1. Man sollte niemals knödelig „Dankeschööön!“ in den Saal rufen, bevor das Publikum überhaupt applaudiert hat.
2. Man sollte sich im Ankündigungsvideo niemals als „eine der besten deutschen Livebands“ bezeichnen lassen. Vor allem nicht, wenn klar ist, dass alle Künstler diese Videos selbst drehen und mitbringen.
3. Wenn man beim Singen eine Mönchskutte trägt, soll man nie die Hände in die Taschen stecken.
4. Nur weil der Song Contest eine internationale Veranstaltung ist, soll man nicht krampfhaft Texte in leicht verständlicher Kindersprache schreiben, „la la la la“ zum Beispiel.
5. Man sollte niemals einen irren tätowierten Keyboarder mit Ohrenklappenmütze und zwei Instrumenten neben sich auf die Bühne dulden, wenn man selbst nur eine kleine, schmale Soulsängerin ist. Der Typ stiehlt einem unter Umständen die Show.
6. Man soll keine Frisur tragen, die wie ein erschlagenes Waschbärweibchen aussieht.
7. Sätze wie „Musik ist eine Sprache, sie ist eine Art kollektives Bewusstsein“ sollte man nicht sagen, wenn man selbst nur schlecht gesungenen 80er-Jahre-Synthiepop parat hat.

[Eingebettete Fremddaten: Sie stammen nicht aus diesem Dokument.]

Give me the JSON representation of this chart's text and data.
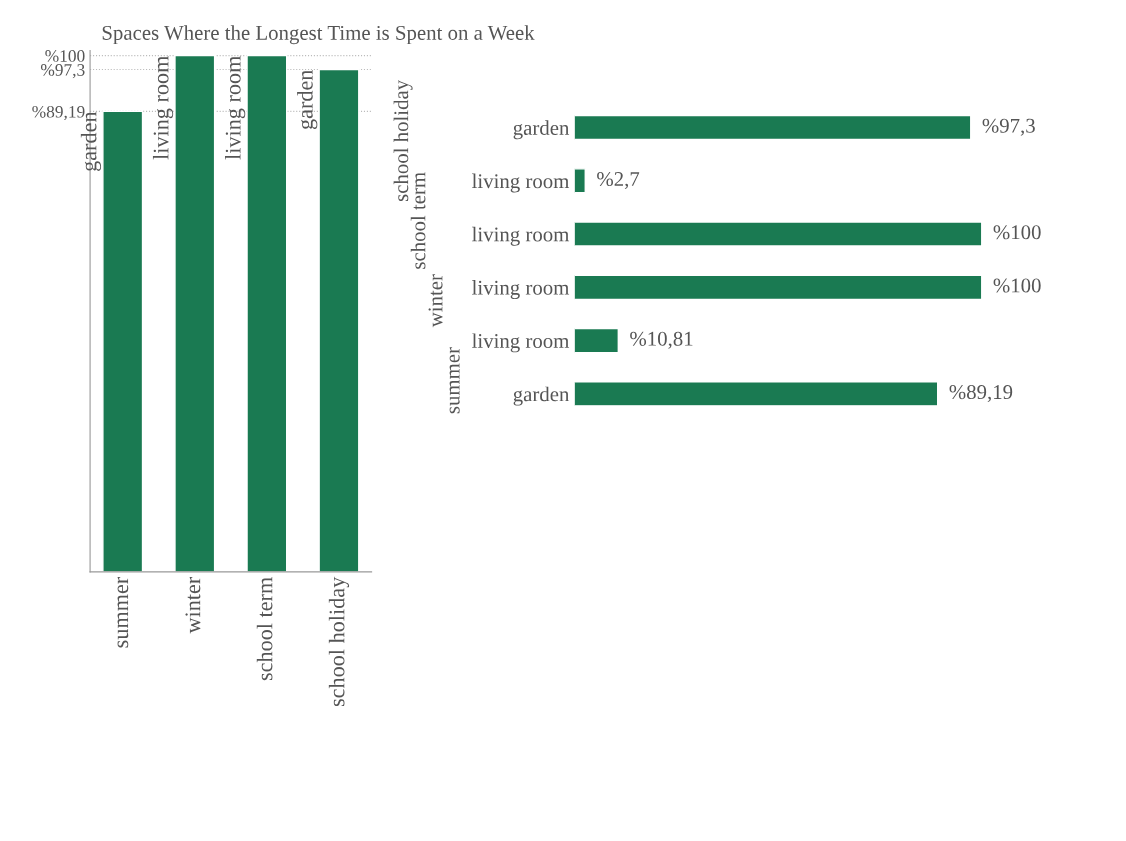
{
  "chart_data": [
    {
      "type": "bar",
      "title": "Spaces Where the Longest Time is Spent on a Week",
      "categories": [
        "summer",
        "winter",
        "school term",
        "school holiday"
      ],
      "values": [
        89.19,
        100,
        100,
        97.3
      ],
      "color": "#1a7a52",
      "ylim": [
        0,
        101
      ],
      "yticks": [
        {
          "value": 89.19,
          "label": "%89,19"
        },
        {
          "value": 97.3,
          "label": "%97,3"
        },
        {
          "value": 100,
          "label": "%100"
        }
      ],
      "grid": "y",
      "annotations": [
        {
          "text": "garden",
          "x": "summer",
          "y": 89.19
        },
        {
          "text": "living room",
          "x": "winter",
          "y": 100
        },
        {
          "text": "living room",
          "x": "school term",
          "y": 100
        },
        {
          "text": "garden",
          "x": "school holiday",
          "y": 97.3
        }
      ]
    },
    {
      "type": "bar",
      "orientation": "horizontal",
      "categories": [
        "garden",
        "living room",
        "living room",
        "living room",
        "living room",
        "garden"
      ],
      "values": [
        97.3,
        2.7,
        100,
        100,
        10.81,
        89.19
      ],
      "color": "#1a7a52",
      "grid": false,
      "tick_labels": "y",
      "value_labels": [
        "%97,3",
        "%2,7",
        "%100",
        "%100",
        "%10,81",
        "%89,19"
      ],
      "annotations": [
        "school holiday",
        "school term",
        "winter",
        "summer"
      ]
    }
  ]
}
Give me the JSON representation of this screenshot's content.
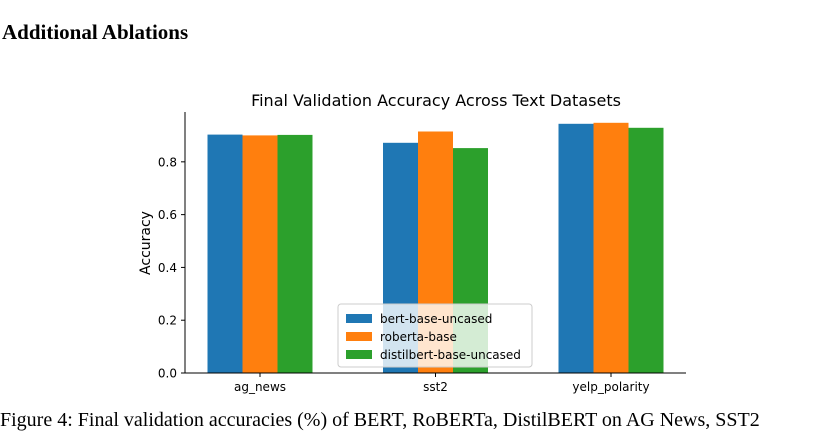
{
  "section_heading": "Additional Ablations",
  "caption_fragment": "Figure 4: Final validation accuracies (%) of BERT, RoBERTa, DistilBERT on AG News, SST2",
  "chart_data": {
    "type": "bar",
    "title": "Final Validation Accuracy Across Text Datasets",
    "xlabel": "",
    "ylabel": "Accuracy",
    "categories": [
      "ag_news",
      "sst2",
      "yelp_polarity"
    ],
    "series": [
      {
        "name": "bert-base-uncased",
        "color": "#1f77b4",
        "values": [
          0.903,
          0.872,
          0.944
        ]
      },
      {
        "name": "roberta-base",
        "color": "#ff7f0e",
        "values": [
          0.9,
          0.915,
          0.948
        ]
      },
      {
        "name": "distilbert-base-uncased",
        "color": "#2ca02c",
        "values": [
          0.902,
          0.852,
          0.929
        ]
      }
    ],
    "ylim": [
      0,
      0.985
    ],
    "yticks": [
      "0.0",
      "0.2",
      "0.4",
      "0.6",
      "0.8"
    ],
    "ytick_values": [
      0.0,
      0.2,
      0.4,
      0.6,
      0.8
    ],
    "grid": false,
    "legend_position": "lower-center"
  }
}
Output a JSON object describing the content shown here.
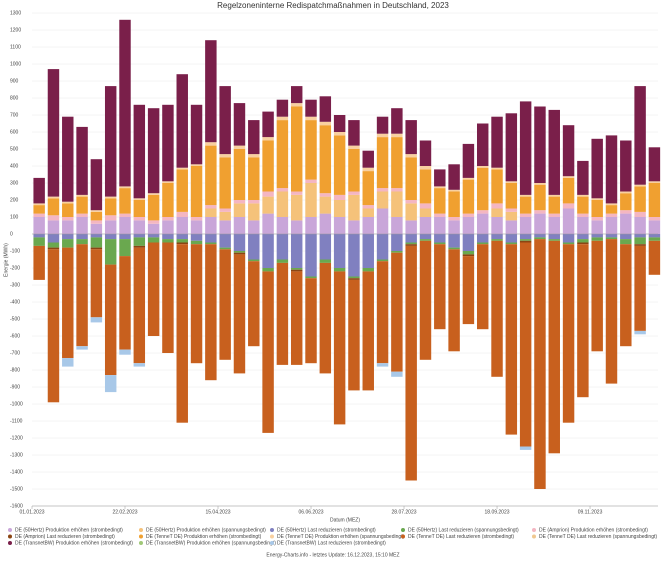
{
  "chart_data": {
    "type": "bar",
    "title": "Regelzoneninterne Redispatchmaßnahmen in Deutschland, 2023",
    "ylabel": "Energie (MWh)",
    "xlabel": "Datum (MEZ)",
    "footer": "Energy-Charts.info - letztes Update: 16.12.2023, 15:10 MEZ",
    "stacked": true,
    "grid": true,
    "legend": "bottom",
    "xlim": [
      0,
      350
    ],
    "xticks": [
      {
        "value": 0,
        "label": "01.01.2023"
      },
      {
        "value": 52,
        "label": "22.02.2023"
      },
      {
        "value": 104,
        "label": "15.04.2023"
      },
      {
        "value": 156,
        "label": "06.06.2023"
      },
      {
        "value": 208,
        "label": "28.07.2023"
      },
      {
        "value": 260,
        "label": "18.09.2023"
      },
      {
        "value": 312,
        "label": "09.11.2023"
      }
    ],
    "ylim": [
      -1600,
      1300
    ],
    "yticks": [
      -1600,
      -1500,
      -1400,
      -1300,
      -1200,
      -1100,
      -1000,
      -900,
      -800,
      -700,
      -600,
      -500,
      -400,
      -300,
      -200,
      -100,
      0,
      100,
      200,
      300,
      400,
      500,
      600,
      700,
      800,
      900,
      1000,
      1100,
      1200,
      1300
    ],
    "x": [
      0,
      8,
      16,
      24,
      32,
      40,
      48,
      56,
      64,
      72,
      80,
      88,
      96,
      104,
      112,
      120,
      128,
      136,
      144,
      152,
      160,
      168,
      176,
      184,
      192,
      200,
      208,
      216,
      224,
      232,
      240,
      248,
      256,
      264,
      272,
      280,
      288,
      296,
      304,
      312,
      320,
      328,
      336,
      344
    ],
    "series": [
      {
        "name": "DE (50Hertz) Produktion erhöhen (strombedingt)",
        "color": "#c9a6d9",
        "values": [
          100,
          80,
          80,
          100,
          60,
          80,
          100,
          80,
          60,
          80,
          100,
          80,
          100,
          80,
          100,
          80,
          120,
          100,
          80,
          100,
          120,
          100,
          80,
          100,
          150,
          100,
          80,
          100,
          100,
          80,
          100,
          120,
          100,
          80,
          100,
          120,
          100,
          150,
          100,
          80,
          100,
          120,
          100,
          80
        ]
      },
      {
        "name": "DE (50Hertz) Produktion erhöhen (spannungsbedingt)",
        "color": "#f5c27a",
        "values": [
          0,
          0,
          0,
          0,
          0,
          0,
          0,
          0,
          0,
          0,
          0,
          0,
          50,
          50,
          80,
          100,
          100,
          150,
          150,
          200,
          100,
          100,
          150,
          50,
          100,
          150,
          100,
          50,
          0,
          0,
          0,
          0,
          50,
          50,
          0,
          0,
          0,
          0,
          0,
          0,
          0,
          0,
          0,
          0
        ]
      },
      {
        "name": "DE (50Hertz) Last reduzieren (strombedingt)",
        "color": "#8080c0",
        "values": [
          -20,
          -50,
          -30,
          -30,
          -20,
          -30,
          -30,
          -20,
          -20,
          -30,
          -30,
          -40,
          -50,
          -80,
          -100,
          -150,
          -200,
          -150,
          -200,
          -250,
          -150,
          -200,
          -250,
          -200,
          -150,
          -100,
          -50,
          -30,
          -50,
          -80,
          -100,
          -50,
          -30,
          -50,
          -30,
          -20,
          -30,
          -50,
          -30,
          -20,
          -20,
          -30,
          -20,
          -20
        ]
      },
      {
        "name": "DE (50Hertz) Last reduzieren (spannungsbedingt)",
        "color": "#6aa84f",
        "values": [
          -50,
          -30,
          -50,
          -30,
          -60,
          -150,
          -100,
          -50,
          -30,
          -20,
          -20,
          -20,
          -10,
          -10,
          -10,
          -10,
          -20,
          -20,
          -10,
          -10,
          -20,
          -20,
          -10,
          -20,
          -10,
          -10,
          -10,
          -10,
          -10,
          -10,
          -20,
          -10,
          -10,
          -10,
          -10,
          -10,
          -10,
          -10,
          -20,
          -20,
          -10,
          -30,
          -40,
          -20
        ]
      },
      {
        "name": "DE (Amprion) Produktion erhöhen (strombedingt)",
        "color": "#f4b6c2",
        "values": [
          20,
          30,
          20,
          20,
          20,
          30,
          20,
          20,
          20,
          20,
          30,
          20,
          20,
          20,
          20,
          20,
          30,
          20,
          20,
          20,
          20,
          30,
          20,
          20,
          20,
          20,
          20,
          30,
          20,
          20,
          20,
          20,
          30,
          20,
          20,
          20,
          20,
          30,
          20,
          20,
          20,
          20,
          30,
          20
        ]
      },
      {
        "name": "DE (Amprion) Last reduzieren (strombedingt)",
        "color": "#8b4513",
        "values": [
          0,
          -10,
          0,
          0,
          -10,
          0,
          0,
          -10,
          0,
          0,
          -10,
          0,
          0,
          0,
          -10,
          0,
          0,
          0,
          -10,
          0,
          0,
          0,
          -10,
          0,
          0,
          0,
          -10,
          0,
          0,
          0,
          -10,
          0,
          0,
          0,
          -10,
          0,
          0,
          0,
          -10,
          0,
          0,
          0,
          -10,
          0
        ]
      },
      {
        "name": "DE (TenneT DE) Produktion erhöhen (strombedingt)",
        "color": "#f0a030",
        "values": [
          50,
          100,
          80,
          100,
          50,
          100,
          150,
          100,
          150,
          200,
          250,
          300,
          350,
          300,
          300,
          250,
          300,
          400,
          500,
          350,
          400,
          350,
          250,
          200,
          300,
          300,
          250,
          200,
          150,
          150,
          200,
          250,
          200,
          150,
          100,
          150,
          100,
          150,
          100,
          100,
          50,
          100,
          150,
          200
        ]
      },
      {
        "name": "DE (TenneT DE) Produktion erhöhen (spannungsbedingt)",
        "color": "#f8d0a0",
        "values": [
          10,
          10,
          10,
          10,
          10,
          10,
          10,
          10,
          10,
          10,
          10,
          10,
          20,
          20,
          20,
          20,
          20,
          20,
          20,
          20,
          20,
          20,
          20,
          20,
          20,
          20,
          20,
          20,
          10,
          10,
          10,
          10,
          10,
          10,
          10,
          10,
          10,
          10,
          10,
          10,
          10,
          10,
          10,
          10
        ]
      },
      {
        "name": "DE (TenneT DE) Last reduzieren (strombedingt)",
        "color": "#c8601e",
        "values": [
          -200,
          -900,
          -650,
          -600,
          -400,
          -650,
          -550,
          -680,
          -550,
          -650,
          -1050,
          -700,
          -800,
          -650,
          -700,
          -500,
          -950,
          -600,
          -550,
          -500,
          -650,
          -900,
          -650,
          -700,
          -600,
          -700,
          -1380,
          -700,
          -500,
          -600,
          -400,
          -500,
          -800,
          -1120,
          -1200,
          -1470,
          -1250,
          -1050,
          -900,
          -650,
          -850,
          -600,
          -500,
          -200
        ]
      },
      {
        "name": "DE (TenneT DE) Last reduzieren (spannungsbedingt)",
        "color": "#f0c890",
        "values": [
          0,
          0,
          0,
          0,
          0,
          0,
          0,
          0,
          0,
          0,
          0,
          0,
          0,
          0,
          0,
          0,
          0,
          0,
          0,
          0,
          0,
          0,
          0,
          0,
          0,
          0,
          0,
          0,
          0,
          0,
          0,
          0,
          0,
          0,
          0,
          0,
          0,
          0,
          0,
          0,
          0,
          0,
          0,
          0
        ]
      },
      {
        "name": "DE (TransnetBW) Produktion erhöhen (strombedingt)",
        "color": "#7a1f4a",
        "values": [
          150,
          750,
          500,
          400,
          300,
          650,
          980,
          550,
          500,
          450,
          550,
          350,
          600,
          400,
          250,
          200,
          150,
          100,
          100,
          100,
          150,
          100,
          150,
          100,
          100,
          150,
          200,
          150,
          100,
          150,
          200,
          250,
          300,
          400,
          550,
          450,
          500,
          300,
          200,
          350,
          400,
          300,
          580,
          200
        ]
      },
      {
        "name": "DE (TransnetBW) Produktion erhöhen (spannungsbedingt)",
        "color": "#a0c878",
        "values": [
          0,
          0,
          0,
          0,
          0,
          0,
          0,
          0,
          0,
          0,
          0,
          0,
          0,
          0,
          0,
          0,
          0,
          0,
          0,
          0,
          0,
          0,
          0,
          0,
          0,
          0,
          0,
          0,
          0,
          0,
          0,
          0,
          0,
          0,
          0,
          0,
          0,
          0,
          0,
          0,
          0,
          0,
          0,
          0
        ]
      },
      {
        "name": "DE (TransnetBW) Last reduzieren (strombedingt)",
        "color": "#a8c8e8",
        "values": [
          0,
          0,
          -50,
          -20,
          -30,
          -100,
          -30,
          -20,
          0,
          0,
          0,
          0,
          0,
          0,
          0,
          0,
          0,
          0,
          0,
          0,
          0,
          0,
          0,
          0,
          -20,
          -30,
          0,
          0,
          0,
          0,
          0,
          0,
          0,
          0,
          -20,
          0,
          0,
          0,
          0,
          0,
          0,
          0,
          -20,
          0
        ]
      }
    ]
  }
}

8. Man sollte sich auf keinen Fall wie die Blues Brothers kleiden, mit Anzug und Sonnenbrille. Das weckt unschöne Erinnerungen.
9. Man soll Operngesang und typisches, abgehangenes Souldiven-Gebrüll niemals sinnlos mischen.

Und vor allem, die wichtigste Faustregel:
10. Man soll nie mit einem Song antreten, der im Prinzip nur eine schlechte Coverversion des Siegertitels vom letzten Jahr ist. Das ist nicht etwa taktisch geschickt. Das merken alle, und dann ist es ungefähr so peinlich, wie wenn man als Bundesministerin mit einer abgeschriebenen Doktorarbeit erwischt wird.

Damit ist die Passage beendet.